The European Parliament has just voted (Tuesday morning) to pass the EU nature restoration law, with the law passing by 329 votes to 275, with 24 abstentions.

The nature restoration law represents a cornerstone of the European Commission’s Green Deal and was passed despite a wave of farmer protests sweeping the EU and Brussels itself in recent weeks.

Excessive levels of EU regulations had been among the common concerns raised by farmers across Europe.

The largest MEP grouping in the European Parliament and the one to which Fine Gael belongs – the EPP – said on Monday that it would vote against the proposals.

However, Fine Gael’s MEPs announced early Tuesday that they would be defying their group’s position and would vote in favour of the amended law.

Independent MEP Luke Ming Flanagan also defied his group’s stated position on the law and voted to reject it on the basis that it does not clearly outline which funds will be used to compensate farmers rolling out restoration measures.

Sinn Féin MEP Chris MacManus also voted against the law.

How did you MEPs vote?

The breakdown of Ireland’s 13 MEPs’ votes on the EU nature restoration law on Tuesday is as follows:

  • Fianna Fáil MEP Barry Andrews – in favour.
  • Fianna Fáil MEP Billy Kelleher – in favour.
  • Fine Gael MEP Colm Markey – in favour.
  • Fine Gael MEP Deirdre Clune – in favour.
  • Fine Gael MEP Frances Fitzgerald – in favour.
  • Fine Gael MEP Maria Walsh – in favour.
  • Fine Gael MEP Seán Kelly – in favour.
  • Green MEP Ciaran Cuffe – in favour.
  • Green MEP Grace O'Sullivan – in favour.
  • Independent MEP Clare Daly – in favour.
  • Independent MEP Luke Ming Flanagan - against.
  • Independent MEP Mick Wallace – in favour.
  • Sinn Féin MEP Chris MacManus - against.
  • What’s in the law?

    The law will pace an overarching target on Ireland to restore 30% of degraded habitats to good condition by 2030, with this target to rise to 60% by 2030 and 90% by 2050.

    The habitats covered by the law vary widely and include grasslands, forests, bog, rivers and lakes.

    It will require at least 30% of drained peatlands to be restored by 2030 - at least one quarter of which should be rewetted - and with the peatland targets increasing to 40% of such lands by 2040 and 50% by 2050, with one third rewetted.

    The law provides an “emergency brake” for targets related to agricultural ecosystems, which allows targets to be suspended under “exceptional circumstances” where the land needed for EU food production is “severely” reduced.

    Green Deal push back

    The passing of the EU nature restoration law came despite significant pushback to the law and other key Green Deal regulations, including the sustainable use of pesticides regulations and the industrial emissions directive.
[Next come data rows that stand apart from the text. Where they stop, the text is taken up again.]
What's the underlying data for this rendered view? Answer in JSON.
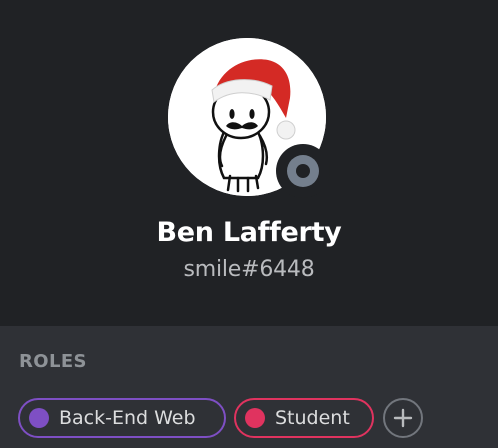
{
  "profile": {
    "display_name": "Ben Lafferty",
    "tag": "smile#6448",
    "status": "offline"
  },
  "roles_section": {
    "title": "ROLES",
    "roles": [
      {
        "name": "Back-End Web",
        "color": "#7e4fc4"
      },
      {
        "name": "Student",
        "color": "#e0335f"
      }
    ],
    "add_icon": "plus-icon"
  },
  "colors": {
    "header_bg": "#202225",
    "body_bg": "#2f3136",
    "offline_status": "#747f8d"
  }
}
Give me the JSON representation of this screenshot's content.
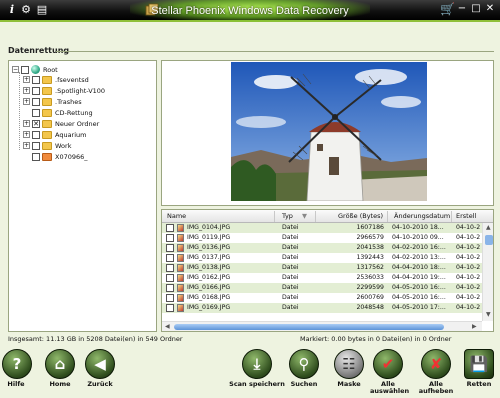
{
  "app": {
    "title": "Stellar Phoenix Windows Data Recovery"
  },
  "section": {
    "label": "Datenrettung"
  },
  "tree": {
    "root": "Root",
    "items": [
      {
        "label": ".fseventsd",
        "checked": false,
        "expander": "+"
      },
      {
        "label": ".Spotlight-V100",
        "checked": false,
        "expander": "+"
      },
      {
        "label": ".Trashes",
        "checked": false,
        "expander": "+"
      },
      {
        "label": "CD-Rettung",
        "checked": false,
        "expander": ""
      },
      {
        "label": "Neuer Ordner",
        "checked": true,
        "expander": "+"
      },
      {
        "label": "Aquarium",
        "checked": false,
        "expander": "+"
      },
      {
        "label": "Work",
        "checked": false,
        "expander": "+"
      },
      {
        "label": "X070966_",
        "checked": false,
        "expander": ""
      }
    ]
  },
  "list": {
    "columns": [
      "Name",
      "Typ",
      "Größe (Bytes)",
      "Änderungsdatum",
      "Erstell"
    ],
    "rows": [
      {
        "name": "IMG_0104.JPG",
        "type": "Datei",
        "size": "1607186",
        "modified": "04-10-2010 18...",
        "created": "04-10-2"
      },
      {
        "name": "IMG_0119.JPG",
        "type": "Datei",
        "size": "2966579",
        "modified": "04-10-2010 09...",
        "created": "04-10-2"
      },
      {
        "name": "IMG_0136.JPG",
        "type": "Datei",
        "size": "2041538",
        "modified": "04-02-2010 16:...",
        "created": "04-10-2"
      },
      {
        "name": "IMG_0137.JPG",
        "type": "Datei",
        "size": "1392443",
        "modified": "04-02-2010 13:...",
        "created": "04-10-2"
      },
      {
        "name": "IMG_0138.JPG",
        "type": "Datei",
        "size": "1317562",
        "modified": "04-04-2010 18:...",
        "created": "04-10-2"
      },
      {
        "name": "IMG_0162.JPG",
        "type": "Datei",
        "size": "2536033",
        "modified": "04-04-2010 19:...",
        "created": "04-10-2"
      },
      {
        "name": "IMG_0166.JPG",
        "type": "Datei",
        "size": "2299599",
        "modified": "04-05-2010 16:...",
        "created": "04-10-2"
      },
      {
        "name": "IMG_0168.JPG",
        "type": "Datei",
        "size": "2600769",
        "modified": "04-05-2010 16:...",
        "created": "04-10-2"
      },
      {
        "name": "IMG_0169.JPG",
        "type": "Datei",
        "size": "2048548",
        "modified": "04-05-2010 17:...",
        "created": "04-10-2"
      }
    ]
  },
  "status": {
    "left": "Insgesamt: 11.13 GB in 5208 Datei(en) in 549 Ordner",
    "right": "Markiert: 0.00 bytes in 0 Datei(en) in 0 Ordner"
  },
  "toolbar": {
    "help": "Hilfe",
    "home": "Home",
    "back": "Zurück",
    "save_scan": "Scan speichern",
    "search": "Suchen",
    "mask": "Maske",
    "select_all_1": "Alle",
    "select_all_2": "auswählen",
    "deselect_all_1": "Alle",
    "deselect_all_2": "aufheben",
    "recover": "Retten"
  },
  "colors": {
    "accent": "#8fbf3a",
    "row_alt": "#e3eed4",
    "button": "#2f4d1d"
  }
}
    The former proposal to impose legally-binding pesticide reduction targets was dropped by the European Commission after MEPs shot the proposals down at the end of 2023.

    The Commission’s relook of the industrial emissions directive had sought to introduce an environmental licensing regime to cattle farms larger than 150 livestock units, but MEPs voted to keep cattle excluded from the directive.

    From proposals to law

    When the European Commission first proposed the nature restoration law in June 2022, it had sought higher rewetting targets and a stricter approach to restoring nature than has been voted through on Tuesday.
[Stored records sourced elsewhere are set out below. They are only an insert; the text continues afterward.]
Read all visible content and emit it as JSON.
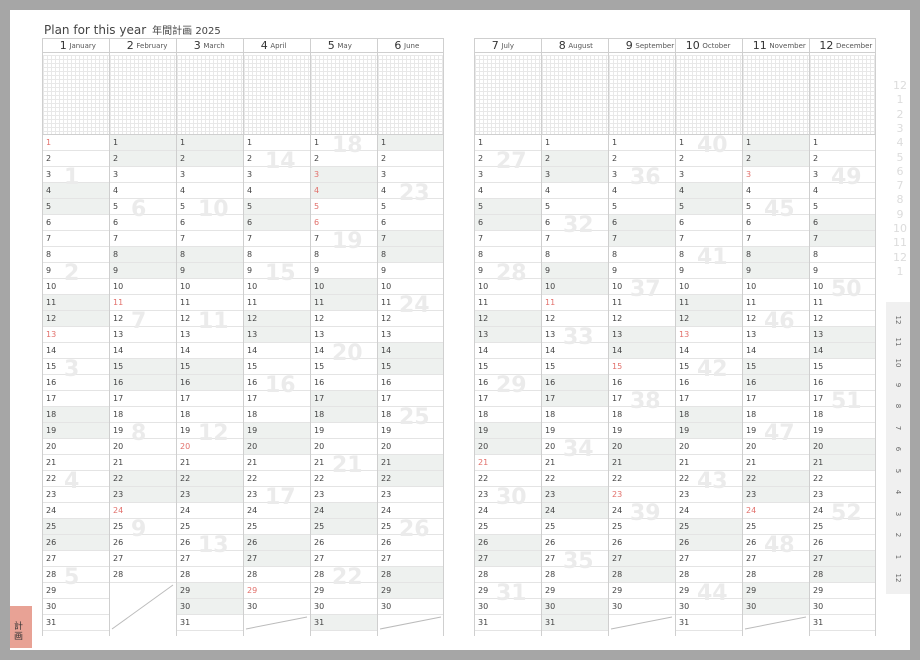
{
  "title": {
    "main": "Plan for this year",
    "sub": "年間計画 2025"
  },
  "months": [
    {
      "num": "1",
      "name": "January",
      "days": 31,
      "weekends": [
        4,
        5,
        11,
        12,
        18,
        19,
        25,
        26
      ],
      "holidays": [
        1,
        13
      ]
    },
    {
      "num": "2",
      "name": "February",
      "days": 28,
      "weekends": [
        1,
        2,
        8,
        9,
        15,
        16,
        22,
        23
      ],
      "holidays": [
        11,
        24
      ]
    },
    {
      "num": "3",
      "name": "March",
      "days": 31,
      "weekends": [
        1,
        2,
        8,
        9,
        15,
        16,
        22,
        23,
        29,
        30
      ],
      "holidays": [
        20
      ]
    },
    {
      "num": "4",
      "name": "April",
      "days": 30,
      "weekends": [
        5,
        6,
        12,
        13,
        19,
        20,
        26,
        27
      ],
      "holidays": [
        29
      ]
    },
    {
      "num": "5",
      "name": "May",
      "days": 31,
      "weekends": [
        3,
        4,
        10,
        11,
        17,
        18,
        24,
        25,
        31
      ],
      "holidays": [
        3,
        4,
        5,
        6
      ]
    },
    {
      "num": "6",
      "name": "June",
      "days": 30,
      "weekends": [
        1,
        7,
        8,
        14,
        15,
        21,
        22,
        28,
        29
      ],
      "holidays": []
    },
    {
      "num": "7",
      "name": "July",
      "days": 31,
      "weekends": [
        5,
        6,
        12,
        13,
        19,
        20,
        26,
        27
      ],
      "holidays": [
        21
      ]
    },
    {
      "num": "8",
      "name": "August",
      "days": 31,
      "weekends": [
        2,
        3,
        9,
        10,
        16,
        17,
        23,
        24,
        30,
        31
      ],
      "holidays": [
        11
      ]
    },
    {
      "num": "9",
      "name": "September",
      "days": 30,
      "weekends": [
        6,
        7,
        13,
        14,
        20,
        21,
        27,
        28
      ],
      "holidays": [
        15,
        23
      ]
    },
    {
      "num": "10",
      "name": "October",
      "days": 31,
      "weekends": [
        4,
        5,
        11,
        12,
        18,
        19,
        25,
        26
      ],
      "holidays": [
        13
      ]
    },
    {
      "num": "11",
      "name": "November",
      "days": 30,
      "weekends": [
        1,
        2,
        8,
        9,
        15,
        16,
        22,
        23,
        29,
        30
      ],
      "holidays": [
        3,
        24
      ]
    },
    {
      "num": "12",
      "name": "December",
      "days": 31,
      "weekends": [
        6,
        7,
        13,
        14,
        20,
        21,
        27,
        28
      ],
      "holidays": []
    }
  ],
  "weeks": {
    "left": [
      {
        "m": 0,
        "d": 3,
        "n": "1"
      },
      {
        "m": 0,
        "d": 9,
        "n": "2"
      },
      {
        "m": 0,
        "d": 15,
        "n": "3"
      },
      {
        "m": 0,
        "d": 22,
        "n": "4"
      },
      {
        "m": 0,
        "d": 28,
        "n": "5"
      },
      {
        "m": 1,
        "d": 5,
        "n": "6"
      },
      {
        "m": 1,
        "d": 12,
        "n": "7"
      },
      {
        "m": 1,
        "d": 19,
        "n": "8"
      },
      {
        "m": 1,
        "d": 25,
        "n": "9"
      },
      {
        "m": 2,
        "d": 5,
        "n": "10"
      },
      {
        "m": 2,
        "d": 12,
        "n": "11"
      },
      {
        "m": 2,
        "d": 19,
        "n": "12"
      },
      {
        "m": 2,
        "d": 26,
        "n": "13"
      },
      {
        "m": 3,
        "d": 2,
        "n": "14"
      },
      {
        "m": 3,
        "d": 9,
        "n": "15"
      },
      {
        "m": 3,
        "d": 16,
        "n": "16"
      },
      {
        "m": 3,
        "d": 23,
        "n": "17"
      },
      {
        "m": 4,
        "d": 1,
        "n": "18"
      },
      {
        "m": 4,
        "d": 7,
        "n": "19"
      },
      {
        "m": 4,
        "d": 14,
        "n": "20"
      },
      {
        "m": 4,
        "d": 21,
        "n": "21"
      },
      {
        "m": 4,
        "d": 28,
        "n": "22"
      },
      {
        "m": 5,
        "d": 4,
        "n": "23"
      },
      {
        "m": 5,
        "d": 11,
        "n": "24"
      },
      {
        "m": 5,
        "d": 18,
        "n": "25"
      },
      {
        "m": 5,
        "d": 25,
        "n": "26"
      }
    ],
    "right": [
      {
        "m": 6,
        "d": 2,
        "n": "27"
      },
      {
        "m": 6,
        "d": 9,
        "n": "28"
      },
      {
        "m": 6,
        "d": 16,
        "n": "29"
      },
      {
        "m": 6,
        "d": 23,
        "n": "30"
      },
      {
        "m": 6,
        "d": 29,
        "n": "31"
      },
      {
        "m": 7,
        "d": 6,
        "n": "32"
      },
      {
        "m": 7,
        "d": 13,
        "n": "33"
      },
      {
        "m": 7,
        "d": 20,
        "n": "34"
      },
      {
        "m": 7,
        "d": 27,
        "n": "35"
      },
      {
        "m": 8,
        "d": 3,
        "n": "36"
      },
      {
        "m": 8,
        "d": 10,
        "n": "37"
      },
      {
        "m": 8,
        "d": 17,
        "n": "38"
      },
      {
        "m": 8,
        "d": 24,
        "n": "39"
      },
      {
        "m": 9,
        "d": 1,
        "n": "40"
      },
      {
        "m": 9,
        "d": 8,
        "n": "41"
      },
      {
        "m": 9,
        "d": 15,
        "n": "42"
      },
      {
        "m": 9,
        "d": 22,
        "n": "43"
      },
      {
        "m": 9,
        "d": 29,
        "n": "44"
      },
      {
        "m": 10,
        "d": 5,
        "n": "45"
      },
      {
        "m": 10,
        "d": 12,
        "n": "46"
      },
      {
        "m": 10,
        "d": 19,
        "n": "47"
      },
      {
        "m": 10,
        "d": 26,
        "n": "48"
      },
      {
        "m": 11,
        "d": 3,
        "n": "49"
      },
      {
        "m": 11,
        "d": 10,
        "n": "50"
      },
      {
        "m": 11,
        "d": 17,
        "n": "51"
      },
      {
        "m": 11,
        "d": 24,
        "n": "52"
      }
    ]
  },
  "side_index": [
    "12",
    "1",
    "2",
    "3",
    "4",
    "5",
    "6",
    "7",
    "8",
    "9",
    "10",
    "11",
    "12",
    "1"
  ],
  "side_tabs": [
    "12",
    "11",
    "10",
    "9",
    "8",
    "7",
    "6",
    "5",
    "4",
    "3",
    "2",
    "1",
    "12"
  ],
  "corner_tab": "計画",
  "colors": {
    "holiday": "#e2706b",
    "weekend_fill": "#eef1ef",
    "corner": "#e8a295"
  }
}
    Some 70% of a member state’s peat soils would have had to be restored under these plans, but this particularly controversial element of the law was since reduced to 50%.

    The means of tracking restoration progress was also changed significantly from the initial proposal; progress towards targets will be judged on whether measures in place, rather than through a results-based approach that had been in the original proposal.

    The law was first proposed in June 2022 and has been amended quite significantly since. / Valerie O’Sullivan

    The law’s path through the European Parliament had not been plain sailing, with both the fisheries and agriculture committees initially voting to reject the law and the usually green-leaning environment committee split down right down the middle and not achieving the majority needed to back it.

    June 2023 saw the entire parliament voting on whether to progress the law or scrap it; the law passed after amendments were made, but only by a razor-thin margin and with all 13 Irish MEPs supporting the watered-down version of the law.

    The vote in June saw rewetting and farmland-specific targets removed from the Parliament’s negotiating position on the proposals and flexibilities were added to guarantee restoration measures will not impact food security.

    However, rewetting did make it back into the final text of the law which passed on Tuesday.

    What next?

    Ireland will have two years to draft a nature restoration plan, outlining how it will meet its 2030, 2040 and 2050 targets.

    This plan will detail which measures are to be taken to reach the targets and on which lands these measures will be implemented on.

    Similar to the CAP strategic plan, the nature restoration plan will need to be approved by the European Commission.

    It is understood that stakeholder groups - which include farm organisations and environmental groups - will be convened as soon as member states give their stamp of approval to the final draft.

    This is a formal step in the process, as member states have already had an input into the final text drawn up during the trilogue negotiations.